LAS VEGAS — Six U.S. states have sued the maker of the opioid OxyContin of using deceptive marketing to boost drug sales that fueled opioid overdose deaths. Drugmaker Purdue Pharma minimized risks and overstated benefits of long-term use of narcotic opioids, according to a civil complaint filed in Nevada state court in Las Vegas. “Purdue’s deception lined the pockets of its owners and led to the deaths and hospitalization of thousands of Nevadans,” Nevada state Attorney General Adam Laxalt said in a statement. Similar unfair and deceptive trade practices lawsuits were filed in Florida, North Carolina, North Dakota, Tennessee and Texas. By Ken Ritter. SENT: 500 words, photos.
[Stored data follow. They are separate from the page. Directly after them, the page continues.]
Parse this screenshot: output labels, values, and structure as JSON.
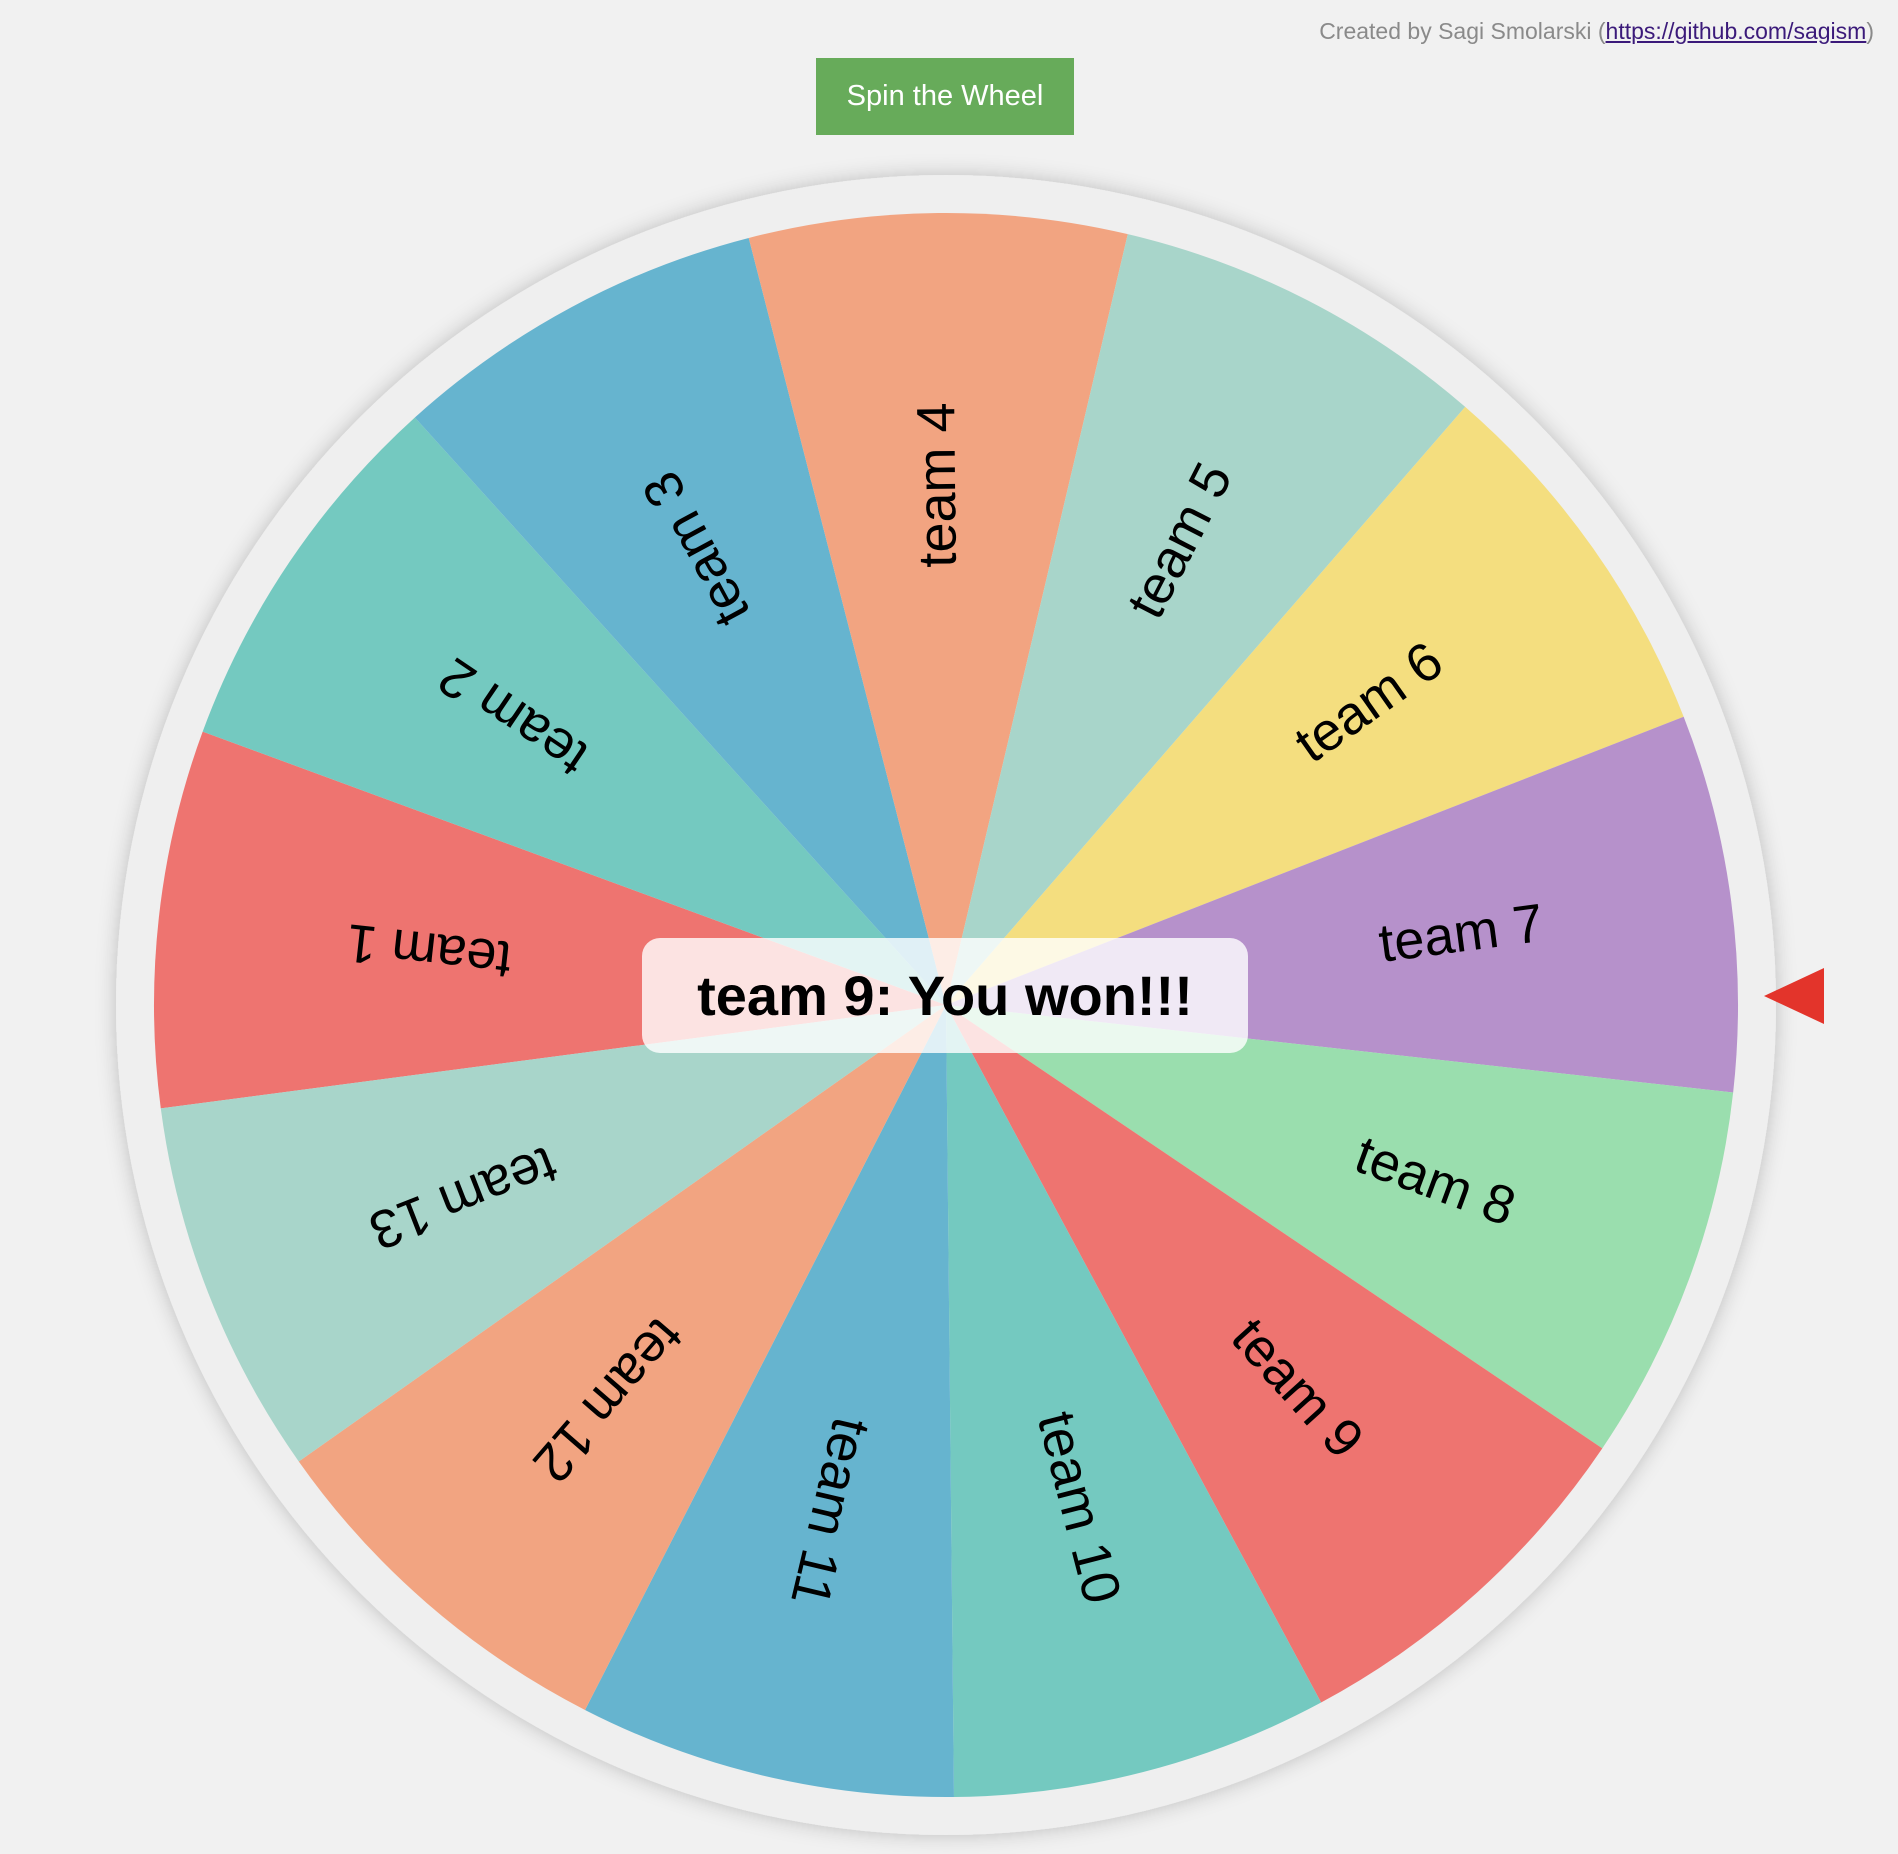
{
  "credit": {
    "prefix": "Created by Sagi Smolarski (",
    "link_text": "https://github.com/sagism",
    "suffix": ")"
  },
  "spin_button": {
    "label": "Spin the Wheel",
    "color": "#67ab5a"
  },
  "winner": {
    "text": "team 9: You won!!!"
  },
  "pointer": {
    "color": "#e3342b"
  },
  "wheel": {
    "rim_color": "#efefef",
    "segments": [
      {
        "label": "team 1",
        "color": "#ee7470"
      },
      {
        "label": "team 2",
        "color": "#74c9c0"
      },
      {
        "label": "team 3",
        "color": "#66b4cf"
      },
      {
        "label": "team 4",
        "color": "#f2a481"
      },
      {
        "label": "team 5",
        "color": "#a8d5ca"
      },
      {
        "label": "team 6",
        "color": "#f4de7f"
      },
      {
        "label": "team 7",
        "color": "#b691cb"
      },
      {
        "label": "team 8",
        "color": "#9adeae"
      },
      {
        "label": "team 9",
        "color": "#ee7470"
      },
      {
        "label": "team 10",
        "color": "#74c9c0"
      },
      {
        "label": "team 11",
        "color": "#66b4cf"
      },
      {
        "label": "team 12",
        "color": "#f2a481"
      },
      {
        "label": "team 13",
        "color": "#a8d5ca"
      }
    ]
  }
}
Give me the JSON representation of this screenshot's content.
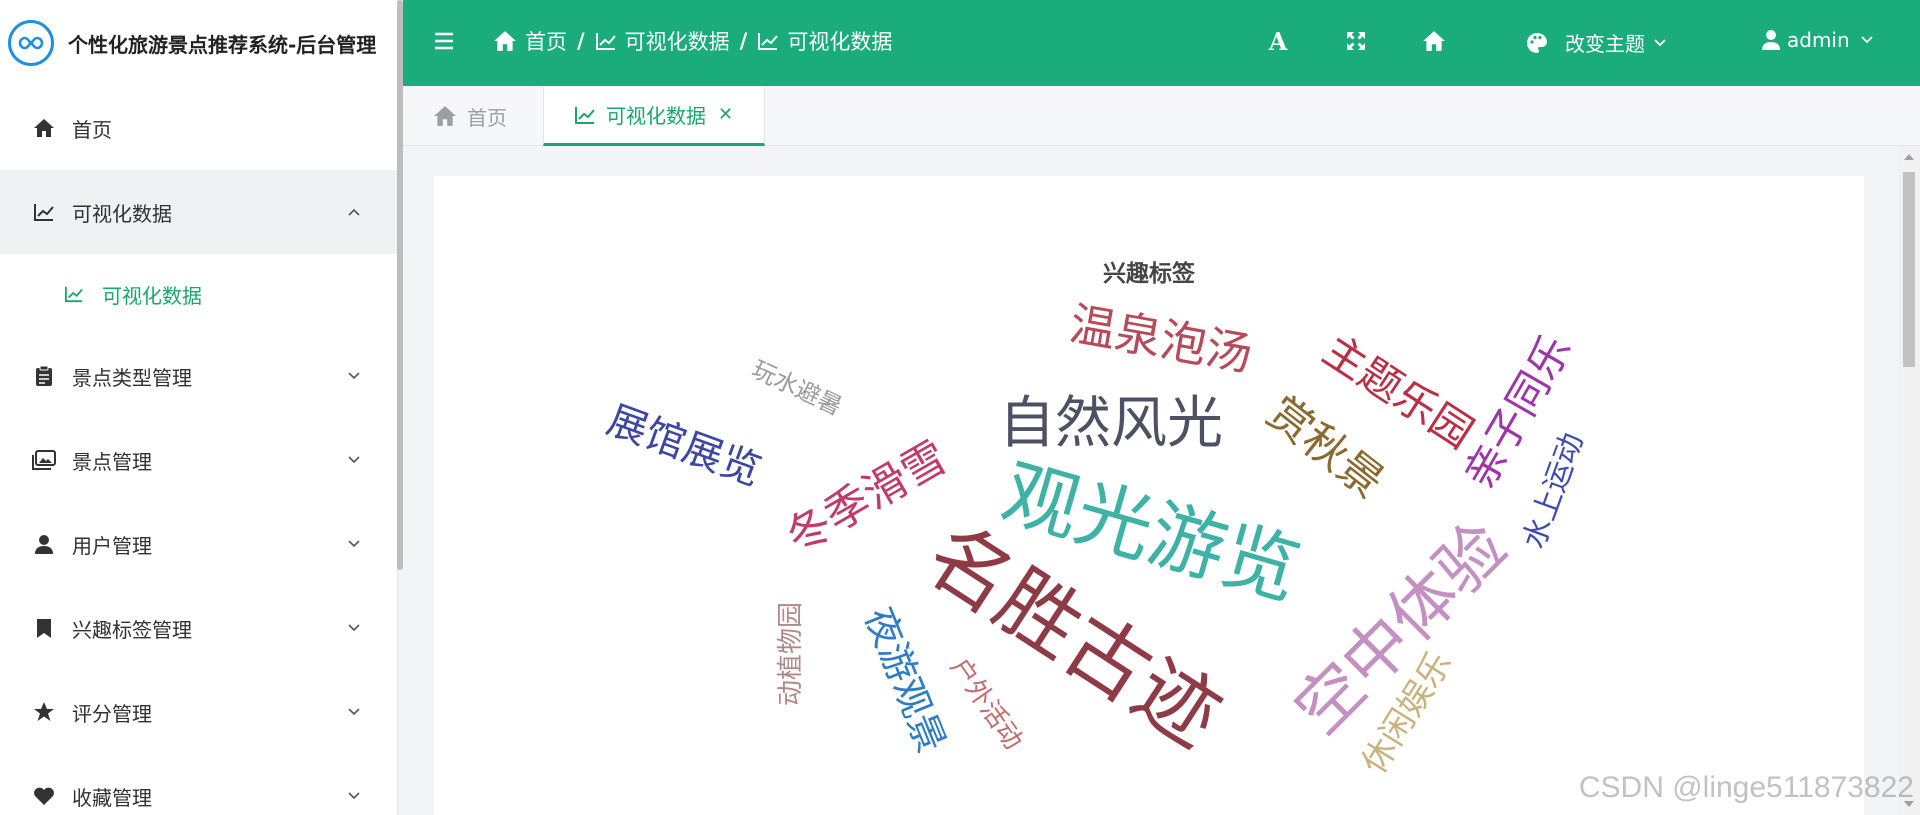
{
  "sidebar": {
    "title": "个性化旅游景点推荐系统-后台管理",
    "items": [
      {
        "label": "首页",
        "icon": "home-icon"
      },
      {
        "label": "可视化数据",
        "icon": "line-chart-icon",
        "open": true,
        "sub": [
          {
            "label": "可视化数据",
            "icon": "line-chart-icon",
            "active": true
          }
        ]
      },
      {
        "label": "景点类型管理",
        "icon": "clipboard-icon"
      },
      {
        "label": "景点管理",
        "icon": "images-icon"
      },
      {
        "label": "用户管理",
        "icon": "user-icon"
      },
      {
        "label": "兴趣标签管理",
        "icon": "bookmark-icon"
      },
      {
        "label": "评分管理",
        "icon": "star-icon"
      },
      {
        "label": "收藏管理",
        "icon": "heart-icon"
      }
    ]
  },
  "header": {
    "breadcrumbs": [
      "首页",
      "可视化数据",
      "可视化数据"
    ],
    "theme_label": "改变主题",
    "user_label": "admin",
    "brand_color": "#1aac7a"
  },
  "tabs": {
    "home_label": "首页",
    "active_label": "可视化数据"
  },
  "chart_data": {
    "type": "wordcloud",
    "title": "兴趣标签",
    "words": [
      {
        "text": "名胜古迹",
        "color": "#8e3b46",
        "weight": 5
      },
      {
        "text": "观光游览",
        "color": "#3fb2a6",
        "weight": 5
      },
      {
        "text": "空中体验",
        "color": "#c48fc1",
        "weight": 4
      },
      {
        "text": "自然风光",
        "color": "#4d5166",
        "weight": 4
      },
      {
        "text": "温泉泡汤",
        "color": "#b74a5a",
        "weight": 3
      },
      {
        "text": "冬季滑雪",
        "color": "#c23a67",
        "weight": 3
      },
      {
        "text": "主题乐园",
        "color": "#bb2f44",
        "weight": 3
      },
      {
        "text": "赏秋景",
        "color": "#8a6a2e",
        "weight": 3
      },
      {
        "text": "亲子同乐",
        "color": "#9c36a8",
        "weight": 3
      },
      {
        "text": "展馆展览",
        "color": "#3d46a2",
        "weight": 3
      },
      {
        "text": "夜游观景",
        "color": "#2f7cc5",
        "weight": 3
      },
      {
        "text": "休闲娱乐",
        "color": "#c9b27f",
        "weight": 2
      },
      {
        "text": "水上运动",
        "color": "#3e4bb3",
        "weight": 2
      },
      {
        "text": "户外活动",
        "color": "#c26d6d",
        "weight": 2
      },
      {
        "text": "动植物园",
        "color": "#b08a86",
        "weight": 2
      },
      {
        "text": "玩水避暑",
        "color": "#9a9aa0",
        "weight": 1
      }
    ]
  },
  "watermark": "CSDN @linge511873822"
}
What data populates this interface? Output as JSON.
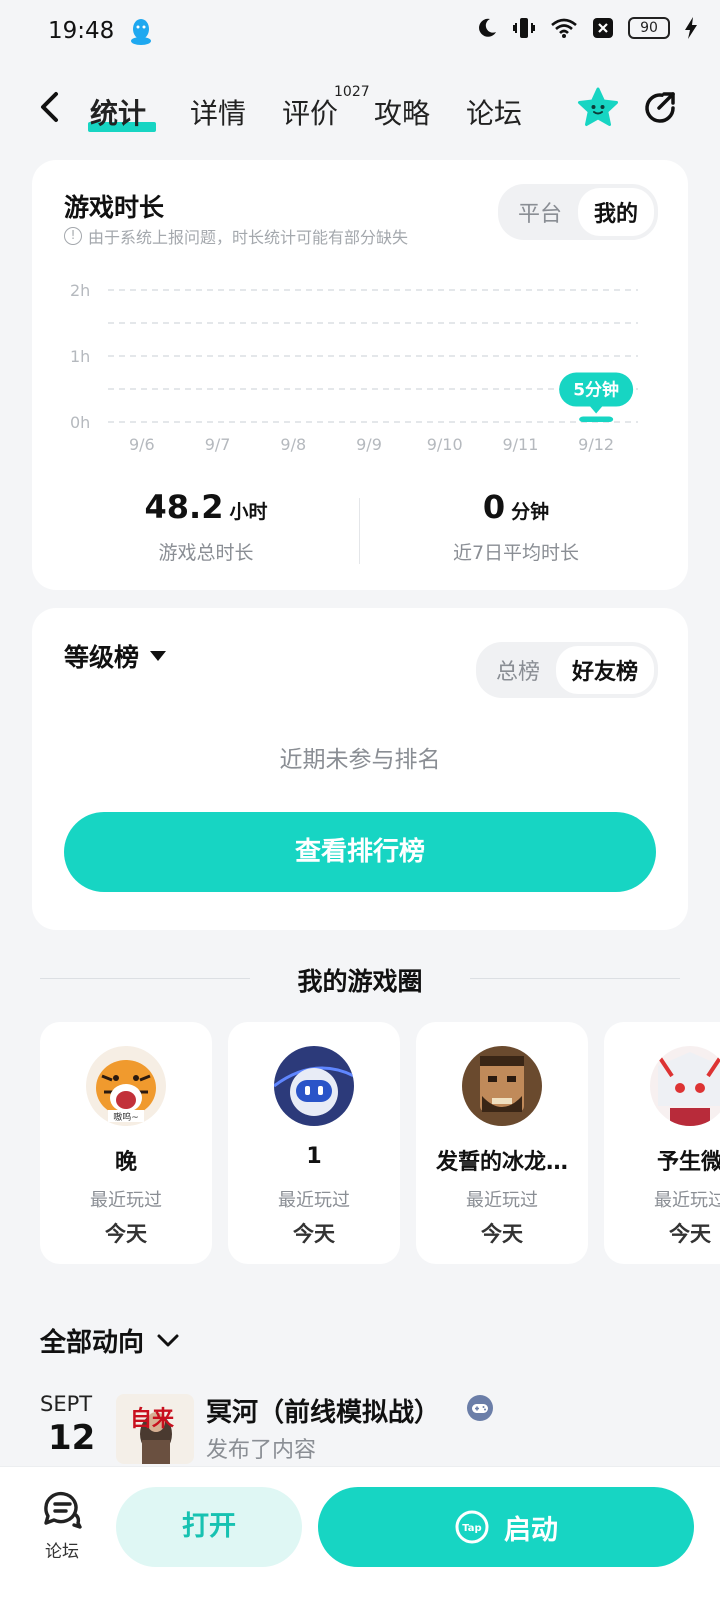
{
  "status_bar": {
    "time": "19:48",
    "battery": "90",
    "icons": [
      "qq-penguin-icon",
      "moon-icon",
      "vibrate-icon",
      "wifi-icon",
      "sim-off-icon",
      "battery-icon",
      "charging-icon"
    ]
  },
  "nav": {
    "tabs": [
      {
        "label": "统计",
        "active": true
      },
      {
        "label": "详情"
      },
      {
        "label": "评价",
        "badge": "1027"
      },
      {
        "label": "攻略"
      },
      {
        "label": "论坛"
      }
    ],
    "icons": [
      "back-icon",
      "star-icon",
      "share-icon"
    ]
  },
  "playtime": {
    "title": "游戏时长",
    "note": "由于系统上报问题，时长统计可能有部分缺失",
    "toggle": [
      "平台",
      "我的"
    ],
    "toggle_selected": "我的",
    "total_value": "48.2",
    "total_unit": "小时",
    "total_label": "游戏总时长",
    "avg_value": "0",
    "avg_unit": "分钟",
    "avg_label": "近7日平均时长"
  },
  "chart_data": {
    "type": "bar",
    "categories": [
      "9/6",
      "9/7",
      "9/8",
      "9/9",
      "9/10",
      "9/11",
      "9/12"
    ],
    "values": [
      0,
      0,
      0,
      0,
      0,
      0,
      0.083
    ],
    "y_ticks": [
      "2h",
      "1h",
      "0h"
    ],
    "ylim": [
      0,
      2
    ],
    "annotation": "5分钟",
    "grid": true,
    "accent": "#17d5c3"
  },
  "rank": {
    "title": "等级榜",
    "toggle": [
      "总榜",
      "好友榜"
    ],
    "toggle_selected": "好友榜",
    "empty_text": "近期未参与排名",
    "button_label": "查看排行榜"
  },
  "game_circle": {
    "title": "我的游戏圈",
    "friends": [
      {
        "name": "晚",
        "sub": "最近玩过",
        "day": "今天",
        "avatar_caption": "嗷呜~"
      },
      {
        "name": "1",
        "sub": "最近玩过",
        "day": "今天"
      },
      {
        "name": "发誓的冰龙…",
        "sub": "最近玩过",
        "day": "今天"
      },
      {
        "name": "予生微",
        "sub": "最近玩过",
        "day": "今天"
      }
    ]
  },
  "feed": {
    "header": "全部动向",
    "month": "SEPT",
    "day": "12",
    "avatar_text": "自来",
    "title": "冥河（前线模拟战）",
    "subtitle": "发布了内容"
  },
  "bottom_bar": {
    "forum_label": "论坛",
    "open_label": "打开",
    "start_label": "启动",
    "tap_logo": "Tap"
  }
}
Moved on general, financial and health news services.



ARLINGTON, Texas — The city of Arlington says it’s “no longer moving forward” in the competition to become Amazon’s second headquarters, and released details of the incentives it offered the online retailer. Arlington said it had been “one of the very select finalists in North Texas asked by Amazon to make an in-person pitch to company executives and provide a site visit for our proposed HQ2 site.” But it said it was no longer involved. SENT: 320 words.


MANDAN, N.D. — A private security company accused of operating illegally in North Dakota during protests against the Dakota Access oil pipeline says it would be willing to pay fines to settle the legal dispute as long as it’s not required to admit any wrongdoing. North Dakota’s Private Investigative and Security Board has declined to immediately discuss the idea with an attorney and vice president for North Carolina-based TigerSwan but invited the company to submit its best settlement offer. The line is operated by a Dallas-based company. By Blake Nicholson. SENT: 450 words. Moved on general and financial news services.


— LIVESTOCK SAVED — Two men are in a West Texas jail charged with animal cruelty after police stopped the two rented trucks the pair were driving and saved dozens of livestock found overheated inside. SENT: 120 words.

— PARKING LOT POLICE SHOOTING-TEXAS — Civil rights activists are calling for video and audio recordings to be released of a police standoff with an armed man ultimately shot dead by officers. SENT: 130 words.

— DRUG DISTRIBUTION-TEXAS AIRPORT — Federal authorities say 10 people who worked at Dallas-Fort Worth International Airport used commercial flights to distribute methamphetamine that was flown to Arizona, New Jersey and elsewhere. SENT: 130 words.

— HEALTH CARE FRAUD-SOUTH TEXAS — A South Texas doctor has been charged in a $240 million health care fraud and international money laundering scheme. SENT: 130 words.

— TEXAS LAWYER-FRAUD — An ex-lawyer in San Antonio who faked court documents and forged the signatures of judges must serve six years in federal prison and repay nearly $3 million to his victims. SENT: 130 words.

— VENEZUELA-CONOCOPHILLIPS — A lawyer for a subsidiary of Texas-based ConocoPhillips said a court in the Dutch Antilles has authorized it to seize $1.94 billion worth of assets held on Bonaire island by Venezuela’s state oil company, PDVSA. By Derk Drayer. SENT: 120 words. Moved on general and financial news services.